Duties of a senior subaltern
Army life has a number of traditions and practices that act as palliatives for its restrictive nature. General KJ Singh was reminded of such traditions when received at the airport by Colonel Manbir Hundal on arriving at Chandigarh to take over as Western Army Commander. On commissioning, he had joined his regiment, 63 Cavalry on July 2, 1977, at Ambala. Manbir Hundal was there to receive him at the railway station on that occasion too in his capacity as the regiment’s senior subaltern. The senior subaltern is an unofficial post in every unit. He acts as a mentor to all young lieutenants and oversees their discipline. It is his responsibility to take the new officers in hand, introducing them to the regiment’s traditions and customs. He makes sure that they know everything there is to know about the unit, including such essentials of military knowledge as the history of the officers’ mess silver! In addition he acts, making good use of his experience, as an adviser on duties and social responsibilities. Supervising the proper turnout and correct bearing of young officers is his special responsibility.

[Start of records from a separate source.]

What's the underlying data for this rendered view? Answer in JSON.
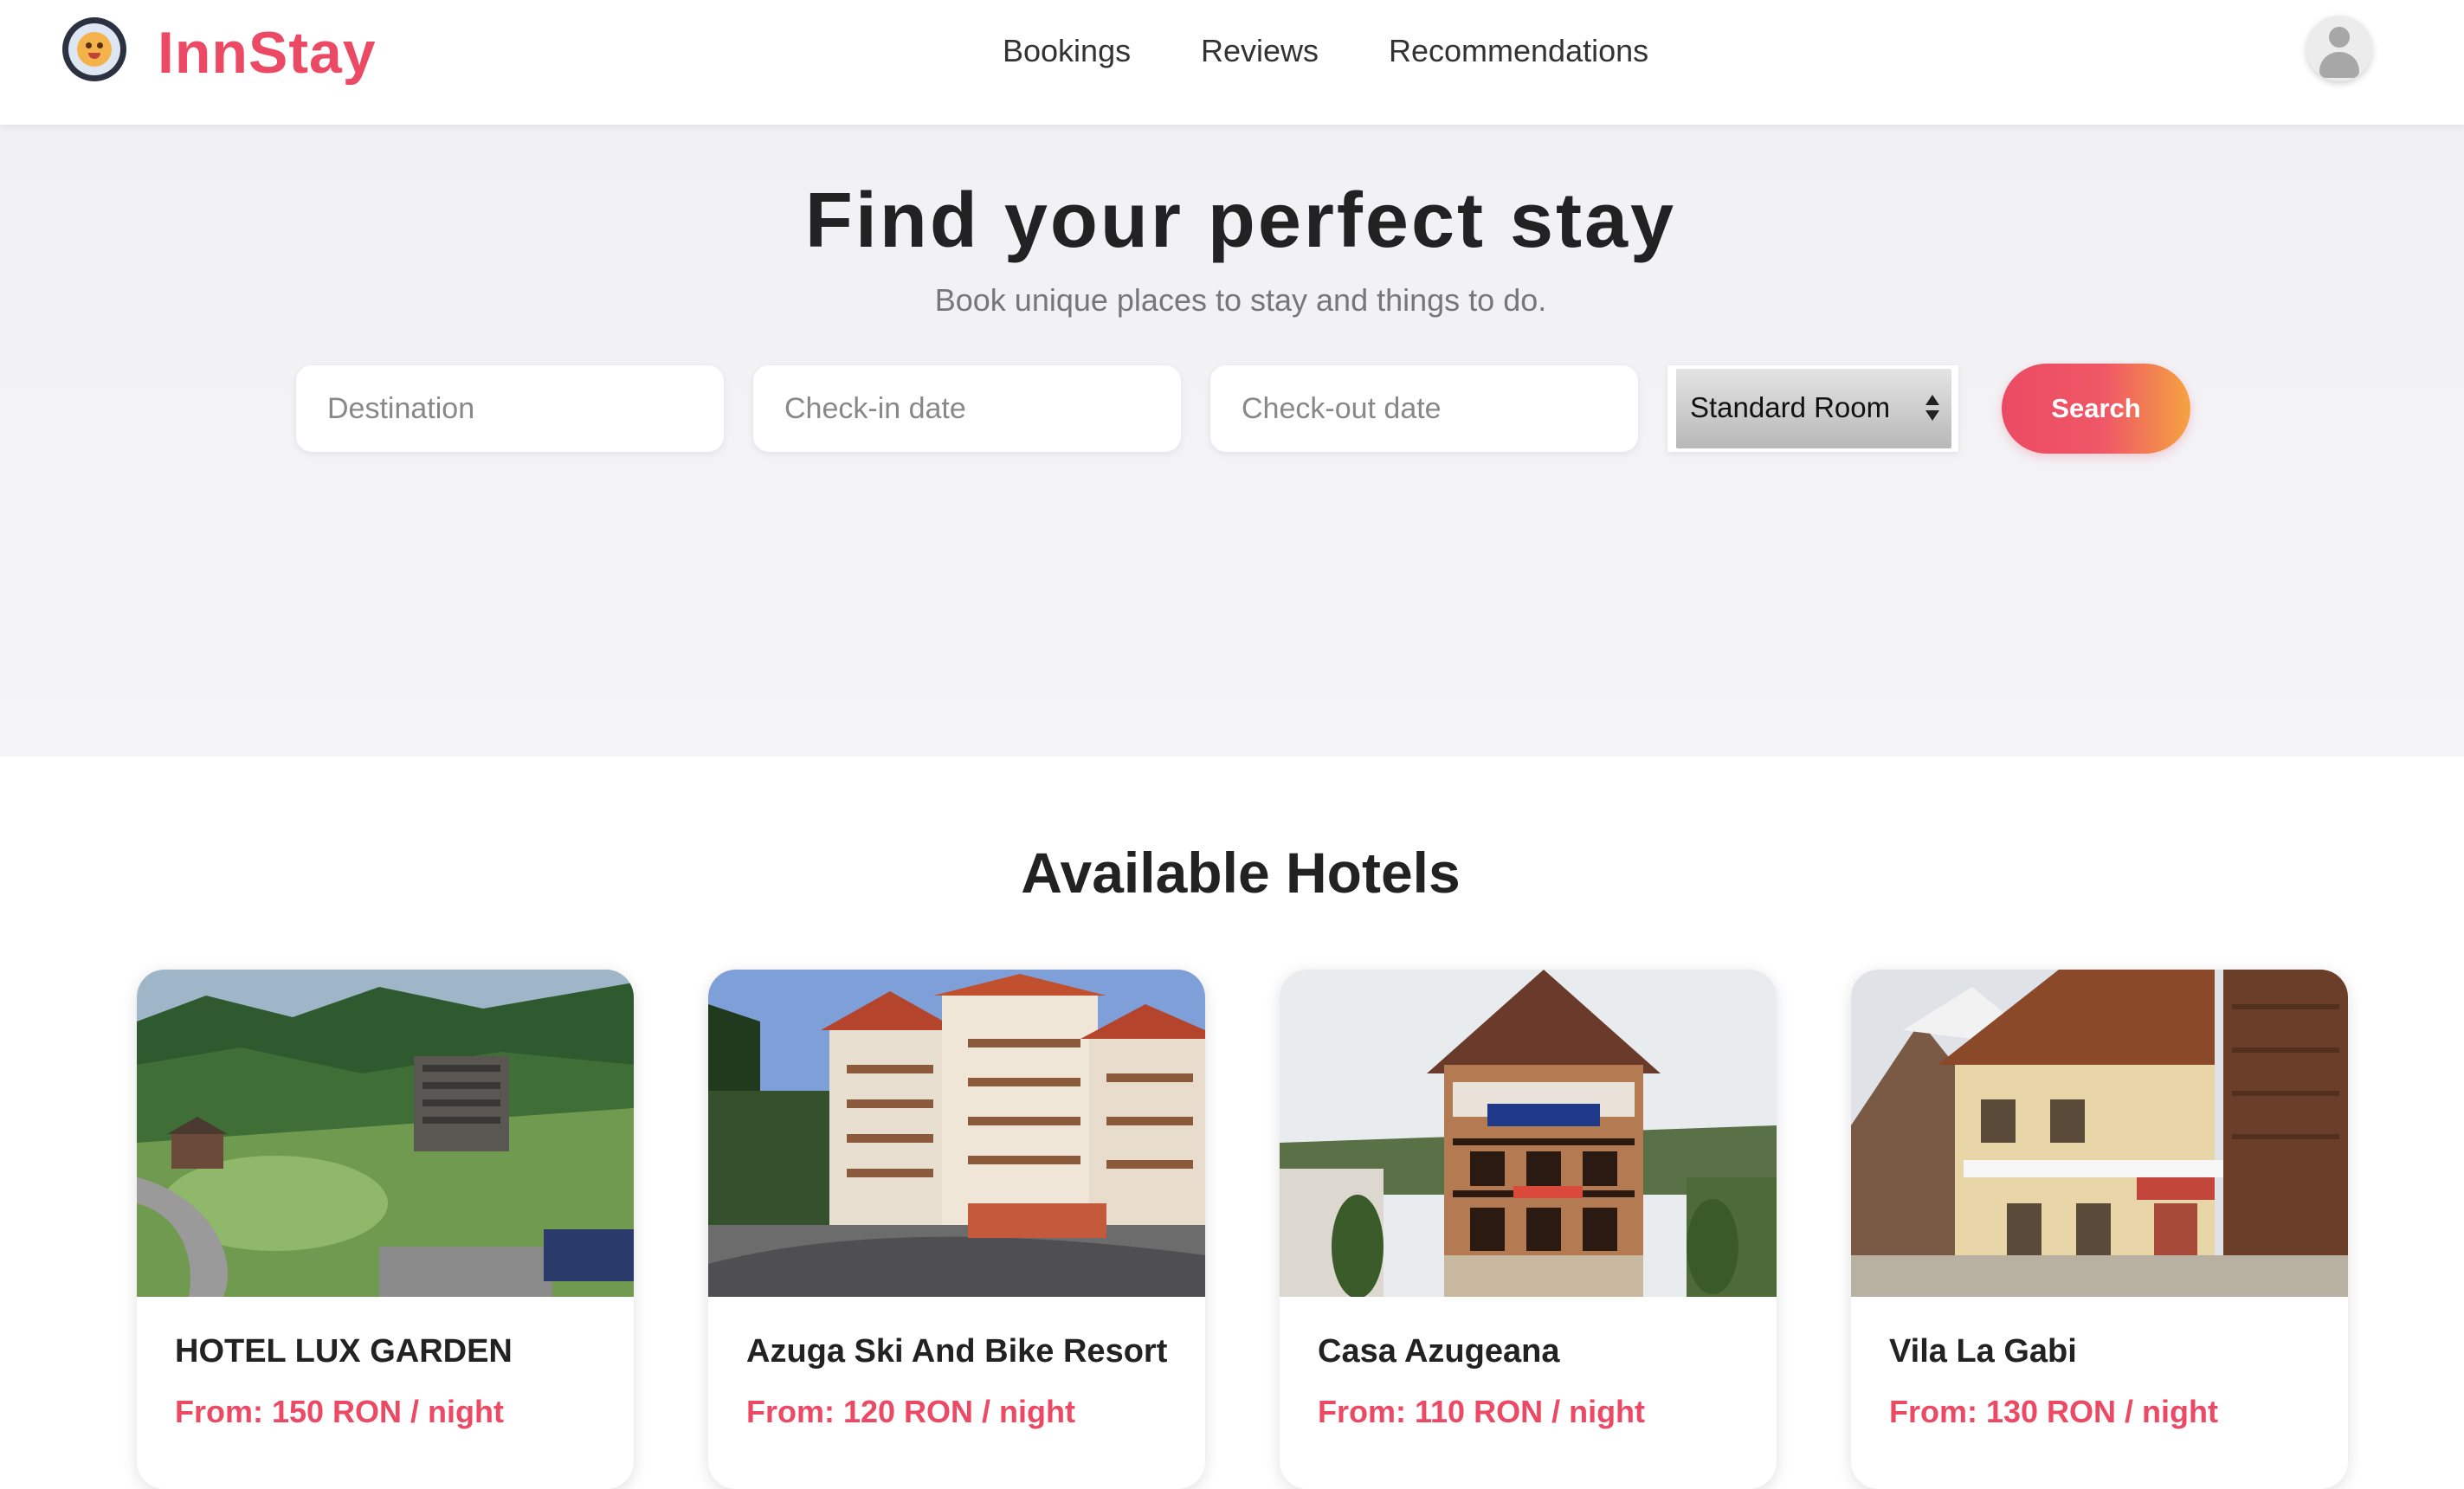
{
  "header": {
    "brand": "InnStay",
    "nav": [
      "Bookings",
      "Reviews",
      "Recommendations"
    ]
  },
  "hero": {
    "title": "Find your perfect stay",
    "subtitle": "Book unique places to stay and things to do.",
    "destination_placeholder": "Destination",
    "checkin_placeholder": "Check-in date",
    "checkout_placeholder": "Check-out date",
    "room_type_selected": "Standard Room",
    "search_label": "Search"
  },
  "hotels": {
    "title": "Available Hotels",
    "items": [
      {
        "name": "HOTEL LUX GARDEN",
        "price": "From: 150 RON / night"
      },
      {
        "name": "Azuga Ski And Bike Resort",
        "price": "From: 120 RON / night"
      },
      {
        "name": "Casa Azugeana",
        "price": "From: 110 RON / night"
      },
      {
        "name": "Vila La Gabi",
        "price": "From: 130 RON / night"
      }
    ]
  },
  "colors": {
    "brand": "#ec4a64",
    "button_gradient_end": "#f5a341"
  }
}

KJ Singh obviously imbibed well the lessons instilled in him by Manbir Hundal and others over the years to reach his present rank. This is one of the unchanging things over the decades - the army’s special way of life and grooming of new officers.
INS Kamorta delivered
The anti-submarine corvette, INS Kamorta was delivered to the navy on July 12. The ship’s armament comprises an Italian Oto Melara 76mm main gun and two Russian AK-630 30 mm close-in weapon systems and 16-cell VLS launched Israeli Barak 1 missiles for point defence. Fitted with eight 3M54 Klub multi-role missiles, two RBU-6000 anti-submarine rocket launchers (both Russian) and torpedo tubes, it is also the first warship to deploy the indigenous Kavach decoy system for missile protection.